Saat menjalani pelatihan di sebuah keluarga di Malang tersebut, ia ditawarkan untuk pergi ke Amerika Serikat (AS) guna mengikuti saudara si pemberi pelatihan. Itu terjadi pada 1997.
"Keluarga yang di Malang itu kan punya keluarga di Amerika Serikat. Pada saat itu dia membutuhkan asisten rumah tangga atau nanny karena mau melahirkan. Jadi saya ditawarin, ya mau sajalah. Siapa yang tidak mau ke Amerika meskipun saya nggak pernah ke sana?" ujar Ima.
Ima sempat dijelaskan pilihan negara yang akan dituju, yaitu Amerika atau Hongkong.
Ia berpikir, jika kerja di Amerika, yang ditawarkan keluarga di Malang tersebut, ia akan bekerja dengan orang Indonesia. Jadi, ia tidak harus belajar bahasa Inggris terlebih dulu. Biaya semua ditanggung.
Namun jika ke Hongkong, ia minimal harus mengerti bahasa mandarin serta gaji akan dipotong untuk agen.
Akhirnya, Ima menyetujui tawaran ke Amerika.
"Saya dijanjiin, gaji saya 150 dollar AS per bulan. (Jumlah) itu (pada) jaman saya dulu banyak sekali. Akhirnya semua diurusin, tiket, visa, paspor, dan semuanya. Setelah saya tiba di Amerika, saya dijemput keluarga tersebut, paspor saya diambil, saya dibawa ke rumahnya, latihan kerja cara-cara di Amerika," kata dia.
Seminggu kemudian, Ima ternyata diserahkan ke keluarga lain. Itulah yang kemudian dinilai sebagai transaksi perdagangan manusia. Ima tidak menyadari bahwa saat itu dirinya sudah dijual ke pembeli yang membutuhkan tenaga kerja.
"Pertama-pertamanya sih biasa-biasa saja sebagai asisten rumah tangga. Tapi lama kemudian pekerjaan mulai banyak. Saya bekerja dari pagi sampai malam, gaji juga nggak dikasih, majikan sering ngomelin, sering dipukulin, sampai parah sekali," kenangnya.

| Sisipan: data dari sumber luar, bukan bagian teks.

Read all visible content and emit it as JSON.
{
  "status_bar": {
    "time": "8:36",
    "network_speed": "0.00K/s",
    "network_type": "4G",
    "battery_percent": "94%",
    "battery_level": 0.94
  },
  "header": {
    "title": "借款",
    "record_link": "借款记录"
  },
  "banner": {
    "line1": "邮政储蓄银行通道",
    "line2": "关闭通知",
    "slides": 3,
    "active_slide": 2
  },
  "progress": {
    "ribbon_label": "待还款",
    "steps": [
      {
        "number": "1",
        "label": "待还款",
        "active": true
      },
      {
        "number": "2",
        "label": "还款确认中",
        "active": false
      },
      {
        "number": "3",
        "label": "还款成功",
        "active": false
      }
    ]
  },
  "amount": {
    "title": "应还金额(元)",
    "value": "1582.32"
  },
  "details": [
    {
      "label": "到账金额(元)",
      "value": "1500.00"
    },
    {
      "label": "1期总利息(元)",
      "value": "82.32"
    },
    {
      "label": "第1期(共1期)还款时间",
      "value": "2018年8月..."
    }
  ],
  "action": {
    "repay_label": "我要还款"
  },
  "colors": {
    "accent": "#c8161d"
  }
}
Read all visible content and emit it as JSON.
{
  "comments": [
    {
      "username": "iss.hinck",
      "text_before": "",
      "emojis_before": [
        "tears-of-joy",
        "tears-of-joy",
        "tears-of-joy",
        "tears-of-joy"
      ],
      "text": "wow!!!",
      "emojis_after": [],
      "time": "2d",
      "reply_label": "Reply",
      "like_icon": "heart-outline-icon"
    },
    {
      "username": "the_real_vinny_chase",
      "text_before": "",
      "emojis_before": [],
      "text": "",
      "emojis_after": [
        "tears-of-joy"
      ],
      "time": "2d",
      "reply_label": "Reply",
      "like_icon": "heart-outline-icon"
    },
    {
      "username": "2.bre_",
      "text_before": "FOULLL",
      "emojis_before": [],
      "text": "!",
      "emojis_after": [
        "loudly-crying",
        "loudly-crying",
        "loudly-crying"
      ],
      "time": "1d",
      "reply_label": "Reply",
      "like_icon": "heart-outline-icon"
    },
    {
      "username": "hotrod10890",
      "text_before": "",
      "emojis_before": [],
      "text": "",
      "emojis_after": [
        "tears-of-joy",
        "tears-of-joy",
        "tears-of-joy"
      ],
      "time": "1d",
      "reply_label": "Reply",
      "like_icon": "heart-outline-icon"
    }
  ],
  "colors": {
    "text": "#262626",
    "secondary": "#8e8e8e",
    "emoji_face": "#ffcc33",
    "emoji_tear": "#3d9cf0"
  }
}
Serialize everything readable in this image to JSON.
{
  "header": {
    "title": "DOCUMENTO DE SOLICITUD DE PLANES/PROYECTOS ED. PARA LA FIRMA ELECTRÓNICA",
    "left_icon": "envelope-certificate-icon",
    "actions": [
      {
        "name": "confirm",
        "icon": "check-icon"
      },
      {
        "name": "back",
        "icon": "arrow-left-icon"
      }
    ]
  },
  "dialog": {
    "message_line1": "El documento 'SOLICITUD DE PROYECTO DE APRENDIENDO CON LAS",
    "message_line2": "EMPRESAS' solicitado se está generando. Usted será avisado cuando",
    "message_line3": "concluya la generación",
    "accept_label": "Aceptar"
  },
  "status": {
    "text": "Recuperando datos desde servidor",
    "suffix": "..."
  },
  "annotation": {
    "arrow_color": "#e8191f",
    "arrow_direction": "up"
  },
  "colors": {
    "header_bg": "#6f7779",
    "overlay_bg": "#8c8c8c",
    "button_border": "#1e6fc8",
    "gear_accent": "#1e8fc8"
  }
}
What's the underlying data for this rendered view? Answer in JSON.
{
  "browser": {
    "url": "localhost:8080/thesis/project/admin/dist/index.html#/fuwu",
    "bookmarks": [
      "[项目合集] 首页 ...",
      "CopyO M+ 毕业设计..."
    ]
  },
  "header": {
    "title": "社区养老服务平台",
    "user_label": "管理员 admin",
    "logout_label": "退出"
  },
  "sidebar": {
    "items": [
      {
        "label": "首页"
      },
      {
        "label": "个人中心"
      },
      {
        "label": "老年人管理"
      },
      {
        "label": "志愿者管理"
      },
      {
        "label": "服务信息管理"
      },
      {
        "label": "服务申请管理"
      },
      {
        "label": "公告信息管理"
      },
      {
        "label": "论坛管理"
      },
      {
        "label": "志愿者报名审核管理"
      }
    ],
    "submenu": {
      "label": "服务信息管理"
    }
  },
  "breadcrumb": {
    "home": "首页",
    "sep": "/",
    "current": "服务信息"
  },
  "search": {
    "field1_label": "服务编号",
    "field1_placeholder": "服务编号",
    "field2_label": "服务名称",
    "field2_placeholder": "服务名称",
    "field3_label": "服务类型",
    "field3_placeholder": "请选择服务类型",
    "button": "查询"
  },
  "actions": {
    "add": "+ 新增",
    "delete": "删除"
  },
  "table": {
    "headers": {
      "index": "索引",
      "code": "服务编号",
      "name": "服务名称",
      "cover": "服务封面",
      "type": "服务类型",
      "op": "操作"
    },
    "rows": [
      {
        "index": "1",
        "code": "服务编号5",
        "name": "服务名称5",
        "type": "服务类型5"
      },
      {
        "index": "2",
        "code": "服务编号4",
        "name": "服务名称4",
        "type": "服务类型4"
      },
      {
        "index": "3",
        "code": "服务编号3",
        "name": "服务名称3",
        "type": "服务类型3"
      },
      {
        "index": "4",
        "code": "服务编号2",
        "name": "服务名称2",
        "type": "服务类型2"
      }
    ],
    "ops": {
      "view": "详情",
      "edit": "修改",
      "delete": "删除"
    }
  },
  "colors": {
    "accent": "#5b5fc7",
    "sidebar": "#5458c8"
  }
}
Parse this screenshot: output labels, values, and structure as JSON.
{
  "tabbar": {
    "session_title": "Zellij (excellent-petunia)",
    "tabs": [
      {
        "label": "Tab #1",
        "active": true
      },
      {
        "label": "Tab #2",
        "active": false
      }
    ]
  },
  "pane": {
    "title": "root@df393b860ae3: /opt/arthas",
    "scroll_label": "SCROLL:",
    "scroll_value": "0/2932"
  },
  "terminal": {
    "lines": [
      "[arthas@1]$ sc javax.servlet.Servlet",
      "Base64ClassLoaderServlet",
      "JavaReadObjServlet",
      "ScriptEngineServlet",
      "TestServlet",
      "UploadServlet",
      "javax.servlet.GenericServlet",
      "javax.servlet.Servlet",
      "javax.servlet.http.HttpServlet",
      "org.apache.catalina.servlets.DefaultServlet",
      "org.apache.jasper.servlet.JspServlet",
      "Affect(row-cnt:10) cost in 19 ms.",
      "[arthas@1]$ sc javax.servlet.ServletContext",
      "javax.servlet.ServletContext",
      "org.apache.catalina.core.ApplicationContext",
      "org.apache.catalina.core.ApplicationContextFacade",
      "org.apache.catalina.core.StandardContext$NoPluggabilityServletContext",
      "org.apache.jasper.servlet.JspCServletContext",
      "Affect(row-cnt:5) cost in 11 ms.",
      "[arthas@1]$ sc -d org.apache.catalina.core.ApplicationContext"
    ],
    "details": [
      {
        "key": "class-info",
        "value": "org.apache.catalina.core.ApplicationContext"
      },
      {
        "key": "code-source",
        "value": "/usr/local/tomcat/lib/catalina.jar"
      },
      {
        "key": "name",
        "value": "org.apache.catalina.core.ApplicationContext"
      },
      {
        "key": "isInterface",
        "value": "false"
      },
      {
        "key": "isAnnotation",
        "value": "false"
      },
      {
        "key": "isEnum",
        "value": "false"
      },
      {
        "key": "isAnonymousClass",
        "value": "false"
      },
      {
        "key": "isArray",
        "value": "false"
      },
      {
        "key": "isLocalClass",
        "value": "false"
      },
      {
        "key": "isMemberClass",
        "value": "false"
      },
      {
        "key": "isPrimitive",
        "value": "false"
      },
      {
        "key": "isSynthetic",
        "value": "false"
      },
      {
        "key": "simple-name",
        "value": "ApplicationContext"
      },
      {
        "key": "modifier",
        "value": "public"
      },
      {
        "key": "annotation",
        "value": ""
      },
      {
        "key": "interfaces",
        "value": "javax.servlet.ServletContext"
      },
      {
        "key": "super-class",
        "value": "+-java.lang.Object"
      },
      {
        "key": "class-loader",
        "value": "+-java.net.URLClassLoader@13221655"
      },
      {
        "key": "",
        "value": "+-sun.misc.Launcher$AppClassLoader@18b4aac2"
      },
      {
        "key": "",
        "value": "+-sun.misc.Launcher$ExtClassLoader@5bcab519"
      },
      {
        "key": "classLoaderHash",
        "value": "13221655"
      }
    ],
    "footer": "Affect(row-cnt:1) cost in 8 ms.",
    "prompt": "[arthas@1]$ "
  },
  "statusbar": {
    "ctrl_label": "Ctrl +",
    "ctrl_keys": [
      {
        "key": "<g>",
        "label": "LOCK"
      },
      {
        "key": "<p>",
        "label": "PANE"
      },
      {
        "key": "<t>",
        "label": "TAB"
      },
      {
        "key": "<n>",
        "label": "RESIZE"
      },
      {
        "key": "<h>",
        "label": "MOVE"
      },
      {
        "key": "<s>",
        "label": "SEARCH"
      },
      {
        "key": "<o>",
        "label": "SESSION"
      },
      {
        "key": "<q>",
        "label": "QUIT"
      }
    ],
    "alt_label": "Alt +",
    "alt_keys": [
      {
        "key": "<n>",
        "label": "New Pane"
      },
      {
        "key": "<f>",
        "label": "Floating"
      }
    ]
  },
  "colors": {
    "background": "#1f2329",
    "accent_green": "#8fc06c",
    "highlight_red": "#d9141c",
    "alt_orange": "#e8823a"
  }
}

Ima bekerja dalam situasi tersebut selama tiga tahun. Kalau di negara lain seperti Hongkong atau Singapura, asisten rumah tangga mendapat satu hari libur per minggu, tetapi Ima mengaku ia tidak pernah mendapatkan hal tersebut. Ia pun sulit untuk melarikan diri.
a mengaku tak memilii kebebasan sedikit pun.
"Saya bertahan selama tiga tahun. Kalau mau lari, mau lari kemana? Ini negara asing, uang juga nggak punya. Jadi saya terpaksa tinggal bersama keluarga itu meskipun saya diperlakukan jahat sekali," tegasnya.
"Akhirnya saya tidak kuat diperlakukan seperti itu. Akhirnya saya menulis surat ke tetangga sebelah untuk minta pertolongan untuk kabur. Saat itu (kemahiran) bahasa Inggris saya tidak banyak. Saya hanya nulis tolong bantu saya. Itu saja."
Ima bersyukur, karena tetangganya akhirnya menolong dia. Tetangga itu menolong Ima dengan tepat. Ia diserahkan ke sebuah yayasan di Los Angeles yang mengurusi kasus-kasus seperti yang dialami Ima.
Ima langsung mendapat pertolongan dengan diberi fasilitas tempat, makan, dan fasilitas lainnya sehingga dia bangkit kembali.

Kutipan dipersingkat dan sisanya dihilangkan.